4.3. Upon activation of data purging protocols, RiskFortress shall issue a Certificate of Destruction to the Client confirming the secure and irreversible destruction of all Client data in our possession, custody, or control, including backup copies maintained in disaster recovery systems.

ARTICLE V: DISCLOSURE TO THIRD PARTIES AND LAW ENFORCEMENT

5.1. RiskFortress maintains an unwavering commitment to Client confidentiality and data sovereignty. Disclosure of Client data or Intelligence Data to third parties, including law enforcement agencies and government authorities, shall occur only under the following strictly limited circumstances:

5.1.1. Pursuant to a valid order, warrant, or subpoena issued by a Court of competent jurisdiction, including the Supreme Court of India, High Courts, or subordinate courts exercising lawful authority, and only after exhausting all available legal remedies to challenge or narrow the scope of such order where doing so is in the Client's interest and legally permissible.

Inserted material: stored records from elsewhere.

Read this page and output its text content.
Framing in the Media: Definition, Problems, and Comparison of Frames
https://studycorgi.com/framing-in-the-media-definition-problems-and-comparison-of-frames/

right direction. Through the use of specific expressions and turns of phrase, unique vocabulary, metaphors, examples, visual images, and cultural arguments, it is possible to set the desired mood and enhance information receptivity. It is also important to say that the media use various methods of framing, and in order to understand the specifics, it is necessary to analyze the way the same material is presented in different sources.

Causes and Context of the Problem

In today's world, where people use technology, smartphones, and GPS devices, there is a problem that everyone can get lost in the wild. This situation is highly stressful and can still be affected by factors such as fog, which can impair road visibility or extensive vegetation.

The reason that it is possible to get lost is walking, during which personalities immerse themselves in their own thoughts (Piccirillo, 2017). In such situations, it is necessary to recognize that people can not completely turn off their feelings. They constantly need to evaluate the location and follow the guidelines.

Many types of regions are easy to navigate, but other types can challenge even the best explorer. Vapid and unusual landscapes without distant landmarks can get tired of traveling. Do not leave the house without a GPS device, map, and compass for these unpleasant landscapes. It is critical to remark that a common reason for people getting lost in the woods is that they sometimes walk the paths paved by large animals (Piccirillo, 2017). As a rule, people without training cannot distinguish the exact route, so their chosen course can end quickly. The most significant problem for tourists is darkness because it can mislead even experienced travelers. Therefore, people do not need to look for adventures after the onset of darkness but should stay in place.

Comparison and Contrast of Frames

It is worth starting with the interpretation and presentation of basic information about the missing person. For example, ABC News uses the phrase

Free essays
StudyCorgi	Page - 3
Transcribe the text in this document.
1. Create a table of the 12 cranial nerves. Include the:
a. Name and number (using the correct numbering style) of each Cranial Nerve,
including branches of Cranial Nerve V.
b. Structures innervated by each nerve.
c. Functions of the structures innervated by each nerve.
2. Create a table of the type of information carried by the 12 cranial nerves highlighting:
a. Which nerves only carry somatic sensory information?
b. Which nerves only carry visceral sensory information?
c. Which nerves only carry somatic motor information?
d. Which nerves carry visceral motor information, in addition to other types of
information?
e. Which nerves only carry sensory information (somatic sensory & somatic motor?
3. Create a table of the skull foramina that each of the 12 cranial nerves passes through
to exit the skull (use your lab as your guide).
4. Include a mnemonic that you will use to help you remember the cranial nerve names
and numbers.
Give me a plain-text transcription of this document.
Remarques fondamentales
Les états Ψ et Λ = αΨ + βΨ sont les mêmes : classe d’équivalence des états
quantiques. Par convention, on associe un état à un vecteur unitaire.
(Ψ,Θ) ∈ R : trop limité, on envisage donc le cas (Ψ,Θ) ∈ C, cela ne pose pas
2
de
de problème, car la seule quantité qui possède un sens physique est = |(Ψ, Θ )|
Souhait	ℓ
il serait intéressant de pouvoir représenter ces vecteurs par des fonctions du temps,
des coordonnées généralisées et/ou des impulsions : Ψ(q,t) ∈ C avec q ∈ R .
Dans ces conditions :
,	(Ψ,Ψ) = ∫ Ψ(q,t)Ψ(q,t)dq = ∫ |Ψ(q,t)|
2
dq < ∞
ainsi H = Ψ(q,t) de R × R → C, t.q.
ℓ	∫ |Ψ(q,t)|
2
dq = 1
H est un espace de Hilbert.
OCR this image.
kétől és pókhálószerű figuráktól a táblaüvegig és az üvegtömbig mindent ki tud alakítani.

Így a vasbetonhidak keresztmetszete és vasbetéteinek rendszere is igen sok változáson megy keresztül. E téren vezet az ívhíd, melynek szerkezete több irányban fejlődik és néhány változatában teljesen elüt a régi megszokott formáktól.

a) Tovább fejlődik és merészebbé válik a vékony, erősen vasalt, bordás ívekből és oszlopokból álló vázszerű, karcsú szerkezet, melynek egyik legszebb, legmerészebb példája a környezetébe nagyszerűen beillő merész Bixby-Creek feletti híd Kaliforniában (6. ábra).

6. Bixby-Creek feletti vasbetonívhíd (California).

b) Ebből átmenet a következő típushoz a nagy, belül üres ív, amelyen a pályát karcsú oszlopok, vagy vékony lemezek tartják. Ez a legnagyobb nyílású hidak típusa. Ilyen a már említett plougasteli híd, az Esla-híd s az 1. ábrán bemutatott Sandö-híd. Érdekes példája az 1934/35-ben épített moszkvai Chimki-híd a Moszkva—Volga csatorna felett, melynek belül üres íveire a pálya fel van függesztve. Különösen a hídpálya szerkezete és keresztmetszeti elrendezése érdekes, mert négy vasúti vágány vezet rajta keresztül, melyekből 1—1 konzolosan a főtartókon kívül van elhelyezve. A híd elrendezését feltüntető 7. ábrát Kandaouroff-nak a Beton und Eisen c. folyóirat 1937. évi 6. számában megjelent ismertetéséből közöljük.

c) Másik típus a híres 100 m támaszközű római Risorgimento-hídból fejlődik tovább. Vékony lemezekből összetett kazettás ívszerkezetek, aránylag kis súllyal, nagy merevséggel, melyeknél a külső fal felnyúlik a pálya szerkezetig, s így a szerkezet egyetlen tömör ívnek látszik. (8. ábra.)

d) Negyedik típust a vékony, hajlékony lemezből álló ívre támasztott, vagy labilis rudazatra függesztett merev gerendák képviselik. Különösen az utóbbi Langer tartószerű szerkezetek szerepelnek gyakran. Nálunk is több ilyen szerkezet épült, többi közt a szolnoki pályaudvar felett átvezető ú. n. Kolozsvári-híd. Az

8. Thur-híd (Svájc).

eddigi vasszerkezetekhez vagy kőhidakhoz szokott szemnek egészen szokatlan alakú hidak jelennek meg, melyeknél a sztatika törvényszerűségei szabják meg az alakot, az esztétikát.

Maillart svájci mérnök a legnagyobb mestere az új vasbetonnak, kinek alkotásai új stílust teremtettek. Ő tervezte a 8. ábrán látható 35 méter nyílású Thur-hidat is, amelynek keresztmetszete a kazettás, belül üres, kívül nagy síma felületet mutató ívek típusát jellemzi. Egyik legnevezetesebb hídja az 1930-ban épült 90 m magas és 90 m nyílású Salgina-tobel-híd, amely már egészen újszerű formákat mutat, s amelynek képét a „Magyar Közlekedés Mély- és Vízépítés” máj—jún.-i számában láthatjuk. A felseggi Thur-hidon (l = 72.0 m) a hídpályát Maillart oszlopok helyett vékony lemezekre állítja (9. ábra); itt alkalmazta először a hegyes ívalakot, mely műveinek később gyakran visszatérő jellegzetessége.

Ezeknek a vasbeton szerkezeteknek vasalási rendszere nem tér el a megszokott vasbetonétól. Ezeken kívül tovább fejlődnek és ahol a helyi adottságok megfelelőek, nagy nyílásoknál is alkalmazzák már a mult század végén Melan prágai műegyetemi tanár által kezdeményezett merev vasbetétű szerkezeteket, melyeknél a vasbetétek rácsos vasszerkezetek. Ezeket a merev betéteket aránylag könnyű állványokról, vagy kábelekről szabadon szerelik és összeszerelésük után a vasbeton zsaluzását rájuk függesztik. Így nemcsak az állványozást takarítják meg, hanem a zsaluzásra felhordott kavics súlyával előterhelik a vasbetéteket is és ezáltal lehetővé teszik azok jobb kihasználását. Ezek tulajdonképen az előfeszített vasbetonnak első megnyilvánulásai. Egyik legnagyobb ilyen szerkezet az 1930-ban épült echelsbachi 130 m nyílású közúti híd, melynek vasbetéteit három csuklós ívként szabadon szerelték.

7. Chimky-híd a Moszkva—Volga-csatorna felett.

5.1.2. RiskFortress shall not voluntarily disclose Client information in response to informal requests, letters of inquiry, or demands from police authorities, regulatory bodies, or government agencies that do not meet the threshold of a lawful court order. The Client shall be promptly notified of any such demands or requests unless such notification is prohibited by law.

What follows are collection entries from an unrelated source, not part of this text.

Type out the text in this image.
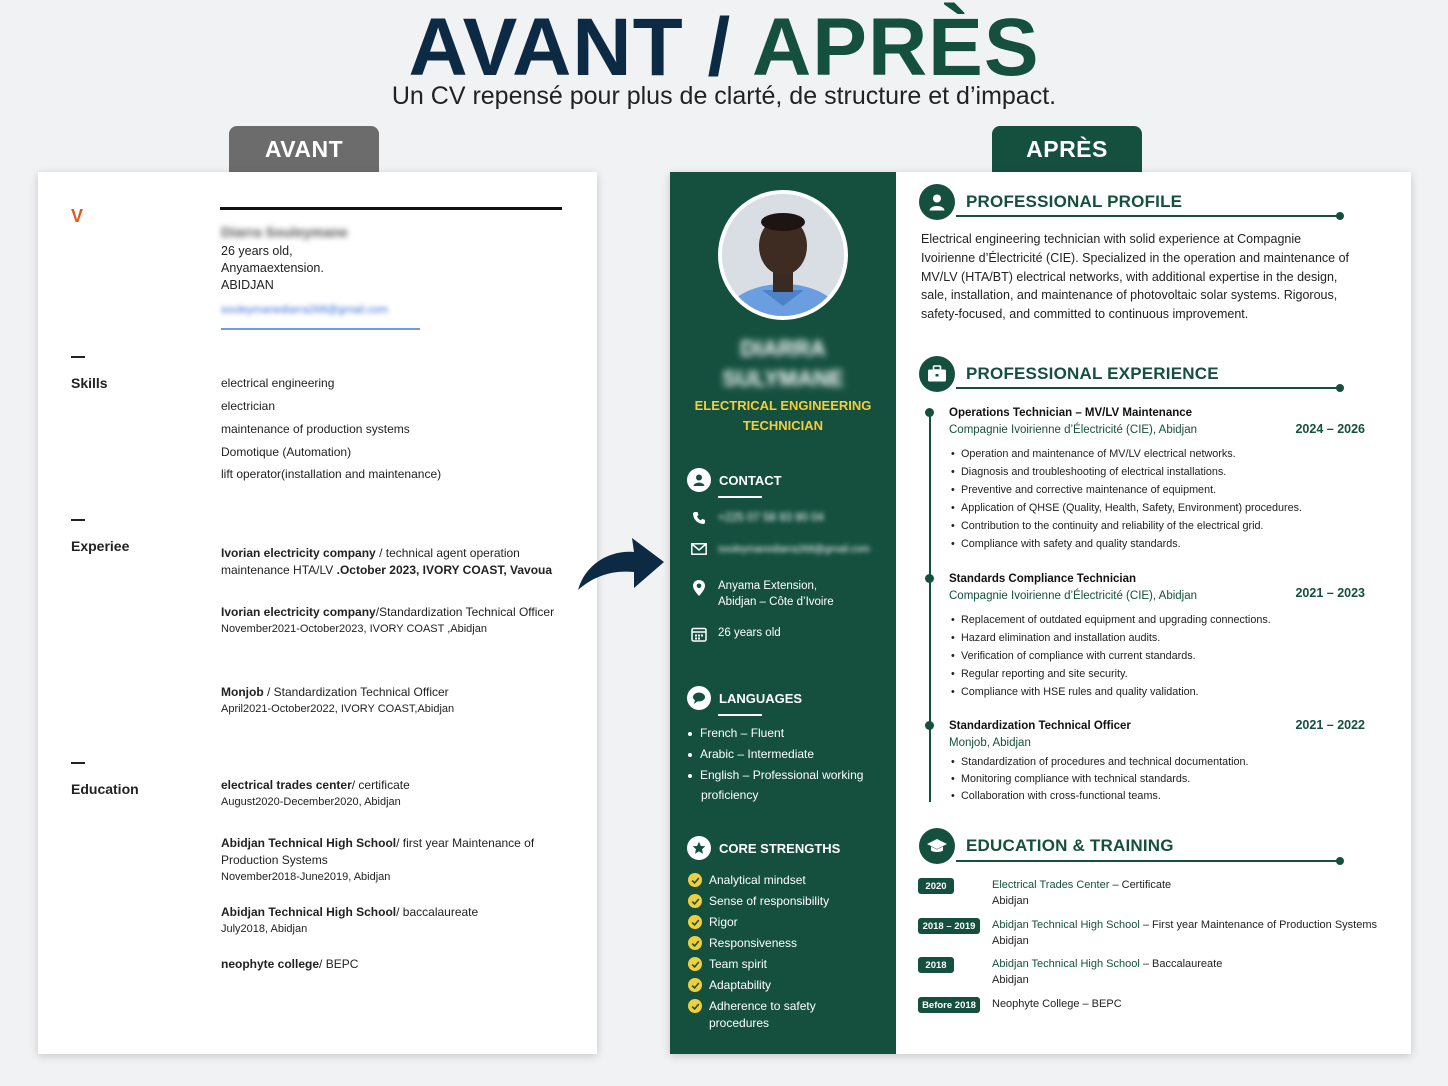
AVANT / APRÈS
Un CV repensé pour plus de clarté, de structure et d’impact.
AVANT	APRÈS
V
Diarra Souleymane
26 years old,
Anyamaextension.
ABIDJAN
souleymanediarra268@gmail.com
Skills	electrical engineering
electrician
maintenance of production systems
Domotique (Automation)
lift operator(installation and maintenance)
Experiee	Ivorian electricity company / technical agent operation
maintenance HTA/LV .October 2023, IVORY COAST, Vavoua
Ivorian electricity company/Standardization Technical Officer
November2021-October2023, IVORY COAST ,Abidjan
Monjob / Standardization Technical Officer
April2021-October2022, IVORY COAST,Abidjan
Education	electrical trades center/ certificate
August2020-December2020, Abidjan
Abidjan Technical High School/ first year Maintenance of
Production Systems
November2018-June2019, Abidjan
Abidjan Technical High School/ baccalaureate
July2018, Abidjan
neophyte college/ BEPC
DIARRA
SULYMANE
ELECTRICAL ENGINEERING
TECHNICIAN
CONTACT
+225 07 58 93 90 04
souleymanediarra268@gmail.com
Anyama Extension,
Abidjan – Côte d’Ivoire
26 years old
LANGUAGES
French – Fluent
Arabic – Intermediate
English – Professional working
proficiency
CORE STRENGTHS
Analytical mindset
Sense of responsibility
Rigor
Responsiveness
Team spirit
Adaptability
Adherence to safety
procedures
PROFESSIONAL PROFILE
Electrical engineering technician with solid experience at Compagnie Ivoirienne d’Électricité (CIE). Specialized in the operation and maintenance of MV/LV (HTA/BT) electrical networks, with additional expertise in the design, sale, installation, and maintenance of photovoltaic solar systems. Rigorous, safety-focused, and committed to continuous improvement.
PROFESSIONAL EXPERIENCE
Operations Technician – MV/LV Maintenance
Compagnie Ivoirienne d’Électricité (CIE), Abidjan	2024 – 2026
• Operation and maintenance of MV/LV electrical networks.
• Diagnosis and troubleshooting of electrical installations.
• Preventive and corrective maintenance of equipment.
• Application of QHSE (Quality, Health, Safety, Environment) procedures.
• Contribution to the continuity and reliability of the electrical grid.
• Compliance with safety and quality standards.
Standards Compliance Technician
Compagnie Ivoirienne d’Électricité (CIE), Abidjan	2021 – 2023
• Replacement of outdated equipment and upgrading connections.
• Hazard elimination and installation audits.
• Verification of compliance with current standards.
• Regular reporting and site security.
• Compliance with HSE rules and quality validation.
Standardization Technical Officer
Monjob, Abidjan
2021 – 2022
• Standardization of procedures and technical documentation.
• Monitoring compliance with technical standards.
• Collaboration with cross-functional teams.
EDUCATION & TRAINING
2020	Electrical Trades Center – Certificate
Abidjan
2018 – 2019	Abidjan Technical High School – First year Maintenance of Production Systems
Abidjan
2018	Abidjan Technical High School – Baccalaureate
Abidjan
Before 2018	Neophyte College – BEPC
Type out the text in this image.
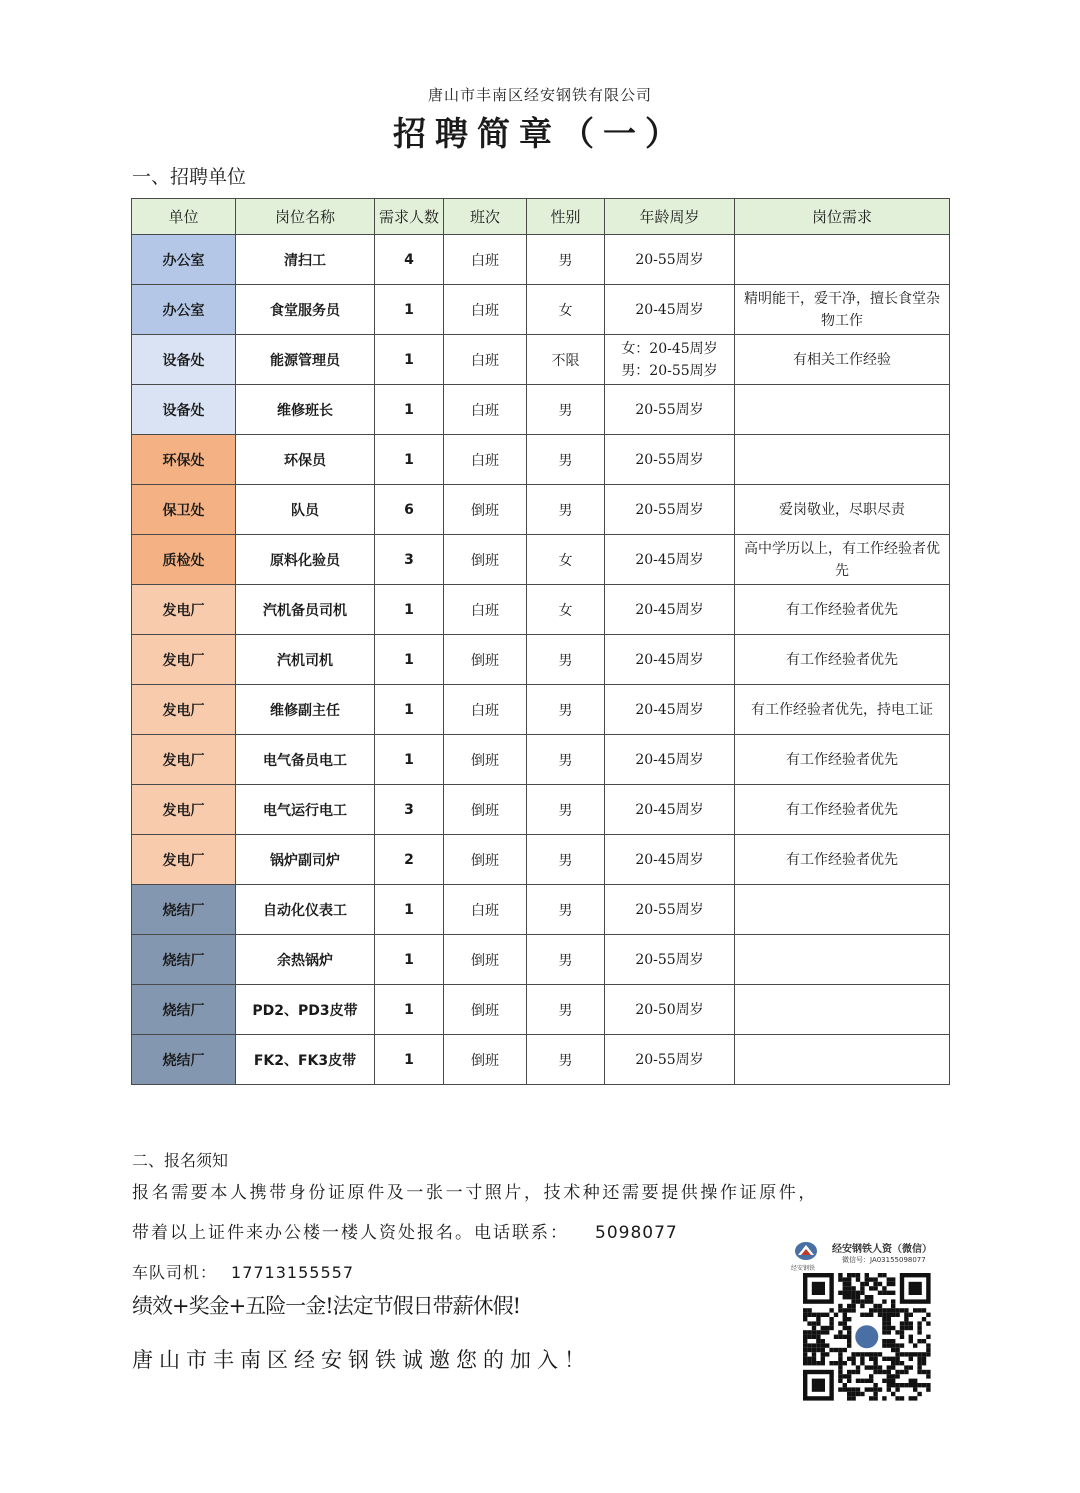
唐山市丰南区经安钢铁有限公司
招聘简章（一）
一、招聘单位
单位	岗位名称	需求人数	班次	性别	年龄周岁	岗位需求
办公室	清扫工	4	白班	男	20-55周岁	
办公室	食堂服务员	1	白班	女	20-45周岁	精明能干，爱干净，擅长食堂杂物工作
设备处	能源管理员	1	白班	不限	女：20-45周岁 男：20-55周岁	有相关工作经验
设备处	维修班长	1	白班	男	20-55周岁	
环保处	环保员	1	白班	男	20-55周岁	
保卫处	队员	6	倒班	男	20-55周岁	爱岗敬业，尽职尽责
质检处	原料化验员	3	倒班	女	20-45周岁	高中学历以上，有工作经验者优先
发电厂	汽机备员司机	1	白班	女	20-45周岁	有工作经验者优先
发电厂	汽机司机	1	倒班	男	20-45周岁	有工作经验者优先
发电厂	维修副主任	1	白班	男	20-45周岁	有工作经验者优先，持电工证
发电厂	电气备员电工	1	倒班	男	20-45周岁	有工作经验者优先
发电厂	电气运行电工	3	倒班	男	20-45周岁	有工作经验者优先
发电厂	锅炉副司炉	2	倒班	男	20-45周岁	有工作经验者优先
烧结厂	自动化仪表工	1	白班	男	20-55周岁	
烧结厂	余热锅炉	1	倒班	男	20-55周岁	
烧结厂	PD2、PD3皮带	1	倒班	男	20-50周岁	
烧结厂	FK2、FK3皮带	1	倒班	男	20-55周岁	
二、报名须知
报名需要本人携带身份证原件及一张一寸照片，技术种还需要提供操作证原件，
带着以上证件来办公楼一楼人资处报名。电话联系： 5098077
车队司机： 17713155557
绩效+奖金+五险一金!法定节假日带薪休假!
唐山市丰南区经安钢铁诚邀您的加入！
经安钢铁
经安钢铁人资（微信）
微信号：JA03155098077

5.1.3. Where disclosure is necessary to prevent imminent threat to life, bodily harm, or national security, and such disclosure is the minimum necessary to address the immediate threat.

5.2. RiskFortress shall maintain detailed logs of all disclosure requests received and actions taken in response thereto, which logs shall be made available to the Client upon reasonable request.

ARTICLE VI: DATA PRINCIPAL RIGHTS

6.1. In accordance with the Digital Personal Data Protection Act, 2023, Data Principals have the right to: (a) obtain confirmation as to whether their personal data is being processed; (b) access a summary of personal data being processed and the processing activities; (c) request correction and erasure of inaccurate or incomplete data; (d) nominate another individual to exercise rights in the event of death or incapacity; and (e) obtain grievance redressal through designated channels.

6.2. Requests for exercise of Data Principal rights shall be directed to our Data Protection Officer at: dpo@riskfortress.in

ARTICLE VII: AMENDMENTS AND GOVERNING LAW

7.1. RiskFortress reserves the right to amend, modify, or update this Protocol at any time. Material changes shall be communicated to active Clients through registered email or secure portal notification not less than thirty (30) days prior to the effective date of such changes.

7.2. This Protocol shall be governed by and construed in accordance with the laws of the Republic of India. Any disputes arising hereunder shall be subject to the exclusive jurisdiction of the courts at Greater Noida, Uttar Pradesh.